We found that implementing the package of CDC and WHO recommended linkage services was feasible and well accepted, and during Test & Start, achieved near universal early enrollment in HIV care and ART initiation at modest cost. In 2017, peer-delivered LCM services was approved by the Tanzania Ministry of Health, Community Development, Gender, Elderly, and Children as a new service delivery model, and in 2018, was implemented as facility- and community-based linkage interventions in ten regions in Tanzania by four HIV prevention organizations [43]. As a recommended solution by the United States President’s Emergency Plan for AIDS Relief, peer-delivered LCM services should be considered for implementation in other countries and programs with <90% early enrollment into ART care among persons diagnosed in facility and community settings [44].
Supporting information
S1 Tables. LCM consent, linkage service, and clinical outcomes.
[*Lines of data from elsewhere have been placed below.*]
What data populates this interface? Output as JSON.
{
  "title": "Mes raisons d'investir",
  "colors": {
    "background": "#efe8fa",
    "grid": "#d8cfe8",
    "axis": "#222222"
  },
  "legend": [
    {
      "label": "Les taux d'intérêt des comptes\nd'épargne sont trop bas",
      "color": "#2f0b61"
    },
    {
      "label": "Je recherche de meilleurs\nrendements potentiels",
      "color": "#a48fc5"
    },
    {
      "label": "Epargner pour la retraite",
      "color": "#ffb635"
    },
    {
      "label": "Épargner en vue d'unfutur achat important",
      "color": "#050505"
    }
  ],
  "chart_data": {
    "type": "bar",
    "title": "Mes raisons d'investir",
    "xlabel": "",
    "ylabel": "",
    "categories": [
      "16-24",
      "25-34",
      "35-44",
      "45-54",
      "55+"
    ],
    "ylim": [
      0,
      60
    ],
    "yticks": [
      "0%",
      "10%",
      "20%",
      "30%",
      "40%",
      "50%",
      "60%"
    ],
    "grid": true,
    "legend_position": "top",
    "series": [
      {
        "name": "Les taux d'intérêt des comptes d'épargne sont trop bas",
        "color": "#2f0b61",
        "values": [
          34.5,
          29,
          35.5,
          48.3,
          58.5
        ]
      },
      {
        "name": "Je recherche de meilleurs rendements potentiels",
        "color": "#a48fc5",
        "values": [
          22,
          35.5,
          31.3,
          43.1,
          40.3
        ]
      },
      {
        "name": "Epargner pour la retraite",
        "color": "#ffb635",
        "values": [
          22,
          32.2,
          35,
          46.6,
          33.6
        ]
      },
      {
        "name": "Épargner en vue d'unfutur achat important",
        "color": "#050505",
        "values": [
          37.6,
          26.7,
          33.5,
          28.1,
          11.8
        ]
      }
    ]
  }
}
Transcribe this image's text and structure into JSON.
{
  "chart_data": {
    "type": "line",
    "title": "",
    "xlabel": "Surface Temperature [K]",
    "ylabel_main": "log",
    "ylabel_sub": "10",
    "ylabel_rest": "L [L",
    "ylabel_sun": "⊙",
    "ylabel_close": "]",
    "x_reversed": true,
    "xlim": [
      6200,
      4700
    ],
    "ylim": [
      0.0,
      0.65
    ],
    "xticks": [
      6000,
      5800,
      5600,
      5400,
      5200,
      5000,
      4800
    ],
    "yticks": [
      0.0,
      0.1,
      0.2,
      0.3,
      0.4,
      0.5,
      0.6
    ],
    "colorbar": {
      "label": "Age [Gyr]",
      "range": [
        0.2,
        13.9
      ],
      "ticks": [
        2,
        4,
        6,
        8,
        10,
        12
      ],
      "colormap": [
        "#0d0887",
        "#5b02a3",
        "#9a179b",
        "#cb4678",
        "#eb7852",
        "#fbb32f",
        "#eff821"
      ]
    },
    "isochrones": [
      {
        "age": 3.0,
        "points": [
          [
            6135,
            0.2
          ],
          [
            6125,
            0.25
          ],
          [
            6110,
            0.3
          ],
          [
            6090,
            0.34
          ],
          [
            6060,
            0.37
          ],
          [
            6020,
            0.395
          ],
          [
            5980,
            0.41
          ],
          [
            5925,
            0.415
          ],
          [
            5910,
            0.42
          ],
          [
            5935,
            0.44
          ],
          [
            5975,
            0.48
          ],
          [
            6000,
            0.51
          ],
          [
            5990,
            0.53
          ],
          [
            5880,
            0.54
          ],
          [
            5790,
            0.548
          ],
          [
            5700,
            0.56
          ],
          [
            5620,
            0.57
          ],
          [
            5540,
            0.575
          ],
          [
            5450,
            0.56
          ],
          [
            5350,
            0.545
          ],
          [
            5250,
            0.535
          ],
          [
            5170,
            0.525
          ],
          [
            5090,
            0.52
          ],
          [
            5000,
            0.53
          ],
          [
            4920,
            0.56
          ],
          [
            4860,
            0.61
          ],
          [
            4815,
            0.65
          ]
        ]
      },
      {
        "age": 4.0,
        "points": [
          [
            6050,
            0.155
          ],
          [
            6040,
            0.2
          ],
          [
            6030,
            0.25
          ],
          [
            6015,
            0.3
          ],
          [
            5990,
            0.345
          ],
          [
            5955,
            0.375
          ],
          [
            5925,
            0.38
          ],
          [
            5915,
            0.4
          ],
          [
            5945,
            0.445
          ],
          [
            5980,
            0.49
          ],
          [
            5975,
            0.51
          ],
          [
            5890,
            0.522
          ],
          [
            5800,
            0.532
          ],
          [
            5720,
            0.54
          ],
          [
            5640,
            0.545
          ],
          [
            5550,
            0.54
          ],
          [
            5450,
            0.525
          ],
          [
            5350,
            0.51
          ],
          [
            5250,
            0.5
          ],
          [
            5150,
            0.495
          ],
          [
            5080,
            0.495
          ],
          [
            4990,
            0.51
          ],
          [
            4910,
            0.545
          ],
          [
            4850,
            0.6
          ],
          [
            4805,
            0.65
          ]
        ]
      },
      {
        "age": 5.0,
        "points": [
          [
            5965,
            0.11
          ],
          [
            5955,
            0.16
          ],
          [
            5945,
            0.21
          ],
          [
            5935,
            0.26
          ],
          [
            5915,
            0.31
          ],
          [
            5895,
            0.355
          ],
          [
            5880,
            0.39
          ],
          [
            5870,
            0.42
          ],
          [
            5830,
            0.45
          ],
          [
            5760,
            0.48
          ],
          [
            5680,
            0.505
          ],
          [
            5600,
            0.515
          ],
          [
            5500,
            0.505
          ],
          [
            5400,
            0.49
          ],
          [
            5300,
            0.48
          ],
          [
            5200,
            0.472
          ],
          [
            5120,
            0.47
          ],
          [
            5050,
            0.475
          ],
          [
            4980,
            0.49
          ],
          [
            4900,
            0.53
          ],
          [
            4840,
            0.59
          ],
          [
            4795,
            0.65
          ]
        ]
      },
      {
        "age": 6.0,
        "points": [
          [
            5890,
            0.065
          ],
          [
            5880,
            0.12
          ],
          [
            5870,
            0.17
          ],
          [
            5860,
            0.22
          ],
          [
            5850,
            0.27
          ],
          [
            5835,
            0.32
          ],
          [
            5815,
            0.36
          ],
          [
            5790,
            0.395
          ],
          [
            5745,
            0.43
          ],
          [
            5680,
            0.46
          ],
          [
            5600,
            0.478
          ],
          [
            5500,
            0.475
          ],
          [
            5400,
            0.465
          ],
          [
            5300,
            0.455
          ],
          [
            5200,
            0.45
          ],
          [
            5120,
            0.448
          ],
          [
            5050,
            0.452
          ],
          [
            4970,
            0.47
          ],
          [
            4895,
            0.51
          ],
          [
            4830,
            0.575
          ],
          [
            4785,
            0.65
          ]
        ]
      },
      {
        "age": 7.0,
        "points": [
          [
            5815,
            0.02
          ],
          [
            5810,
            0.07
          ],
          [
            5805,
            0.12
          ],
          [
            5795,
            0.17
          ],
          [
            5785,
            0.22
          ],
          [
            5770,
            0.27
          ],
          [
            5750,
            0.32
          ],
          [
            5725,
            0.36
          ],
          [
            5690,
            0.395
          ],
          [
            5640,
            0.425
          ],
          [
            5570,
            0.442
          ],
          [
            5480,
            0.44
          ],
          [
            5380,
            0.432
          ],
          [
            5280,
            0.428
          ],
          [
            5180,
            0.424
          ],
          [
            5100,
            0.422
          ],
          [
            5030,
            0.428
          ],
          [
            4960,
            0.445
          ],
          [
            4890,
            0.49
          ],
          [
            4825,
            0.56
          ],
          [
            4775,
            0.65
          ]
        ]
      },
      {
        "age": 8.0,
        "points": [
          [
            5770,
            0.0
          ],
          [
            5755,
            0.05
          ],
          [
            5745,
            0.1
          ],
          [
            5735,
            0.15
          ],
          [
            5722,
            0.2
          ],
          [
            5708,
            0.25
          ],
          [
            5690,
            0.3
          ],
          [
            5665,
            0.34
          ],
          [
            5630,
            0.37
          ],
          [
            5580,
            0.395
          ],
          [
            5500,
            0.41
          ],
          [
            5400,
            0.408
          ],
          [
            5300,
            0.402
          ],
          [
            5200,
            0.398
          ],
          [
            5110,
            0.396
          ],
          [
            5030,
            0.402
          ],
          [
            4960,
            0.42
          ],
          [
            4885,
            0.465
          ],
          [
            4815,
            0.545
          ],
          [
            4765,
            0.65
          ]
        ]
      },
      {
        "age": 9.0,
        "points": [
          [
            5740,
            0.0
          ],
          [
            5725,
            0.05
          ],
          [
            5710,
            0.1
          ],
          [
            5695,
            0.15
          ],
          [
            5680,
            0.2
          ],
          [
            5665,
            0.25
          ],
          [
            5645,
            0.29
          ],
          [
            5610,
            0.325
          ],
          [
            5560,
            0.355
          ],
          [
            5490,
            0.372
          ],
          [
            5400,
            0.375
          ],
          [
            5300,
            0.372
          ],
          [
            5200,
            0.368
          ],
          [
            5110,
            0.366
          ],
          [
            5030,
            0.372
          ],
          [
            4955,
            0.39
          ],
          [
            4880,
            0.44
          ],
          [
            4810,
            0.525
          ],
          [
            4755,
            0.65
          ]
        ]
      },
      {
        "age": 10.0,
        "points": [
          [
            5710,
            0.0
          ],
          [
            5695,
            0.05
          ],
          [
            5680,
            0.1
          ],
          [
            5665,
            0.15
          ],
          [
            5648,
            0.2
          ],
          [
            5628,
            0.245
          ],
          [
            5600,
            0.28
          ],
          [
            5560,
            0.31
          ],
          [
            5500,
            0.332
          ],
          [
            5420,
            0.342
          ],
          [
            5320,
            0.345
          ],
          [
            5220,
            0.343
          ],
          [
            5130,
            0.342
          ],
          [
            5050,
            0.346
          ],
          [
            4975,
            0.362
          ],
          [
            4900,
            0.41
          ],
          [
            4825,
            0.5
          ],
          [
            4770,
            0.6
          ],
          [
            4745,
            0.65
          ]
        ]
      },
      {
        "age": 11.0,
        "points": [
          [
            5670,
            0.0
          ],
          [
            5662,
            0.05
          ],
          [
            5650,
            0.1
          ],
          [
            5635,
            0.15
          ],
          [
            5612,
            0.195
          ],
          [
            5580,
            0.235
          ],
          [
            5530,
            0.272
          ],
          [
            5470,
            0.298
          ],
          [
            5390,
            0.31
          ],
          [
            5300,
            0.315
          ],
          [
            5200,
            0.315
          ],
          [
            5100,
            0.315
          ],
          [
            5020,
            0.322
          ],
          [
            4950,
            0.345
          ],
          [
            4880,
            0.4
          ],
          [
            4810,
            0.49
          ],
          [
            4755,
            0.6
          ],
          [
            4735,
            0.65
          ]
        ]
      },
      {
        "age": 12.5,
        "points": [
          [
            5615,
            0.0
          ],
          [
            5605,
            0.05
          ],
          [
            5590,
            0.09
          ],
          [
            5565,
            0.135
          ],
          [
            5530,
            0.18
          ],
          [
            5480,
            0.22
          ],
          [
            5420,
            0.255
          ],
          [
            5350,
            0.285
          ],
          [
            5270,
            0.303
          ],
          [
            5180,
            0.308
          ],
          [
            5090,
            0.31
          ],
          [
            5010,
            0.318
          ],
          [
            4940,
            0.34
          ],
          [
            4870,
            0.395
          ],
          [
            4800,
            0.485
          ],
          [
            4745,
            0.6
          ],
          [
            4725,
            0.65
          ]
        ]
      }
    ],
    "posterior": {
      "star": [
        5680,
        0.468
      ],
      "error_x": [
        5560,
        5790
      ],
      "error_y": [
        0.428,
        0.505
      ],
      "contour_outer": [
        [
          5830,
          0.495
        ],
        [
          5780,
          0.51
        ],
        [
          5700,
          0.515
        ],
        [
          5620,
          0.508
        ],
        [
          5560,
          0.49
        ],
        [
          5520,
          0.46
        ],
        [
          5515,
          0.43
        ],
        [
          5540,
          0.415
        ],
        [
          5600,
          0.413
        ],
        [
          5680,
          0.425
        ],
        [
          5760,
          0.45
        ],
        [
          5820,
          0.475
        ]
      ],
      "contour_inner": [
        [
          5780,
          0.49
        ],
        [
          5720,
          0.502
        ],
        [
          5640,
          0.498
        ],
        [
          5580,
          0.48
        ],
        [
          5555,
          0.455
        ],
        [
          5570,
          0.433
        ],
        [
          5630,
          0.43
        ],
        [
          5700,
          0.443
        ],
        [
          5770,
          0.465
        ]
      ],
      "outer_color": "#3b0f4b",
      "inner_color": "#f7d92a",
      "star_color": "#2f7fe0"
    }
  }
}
https://doi.org/10.1371/journal.pone.0208919.s001
(XLSX)
Acknowledgments
In memory and honor of Subilaga Kaganda, faithful servant of the people of Tanzania and passionate leader against HIV/AIDS, who sadly passed away during our project. The authors extend their deep gratitude to Bukoba municipal and Kagera regional health authorities and AIDS coordinators for their unwavering support of the Bukoba Combination Prevention Evaluation, and for the excellent access and collaborative spirit of clinical staff at government and private health facilities. The authors recognize and appreciate the critical contributions of BCPE expert client counselors, linkage and retention coordinators, and ICAP Bukoba staff whose commitment and dedication to client services are responsible for the superb achievements of the project.
Disclaimer: The findings and conclusions in this report are those of the authors and do not necessarily represent the official position of the funding agencies.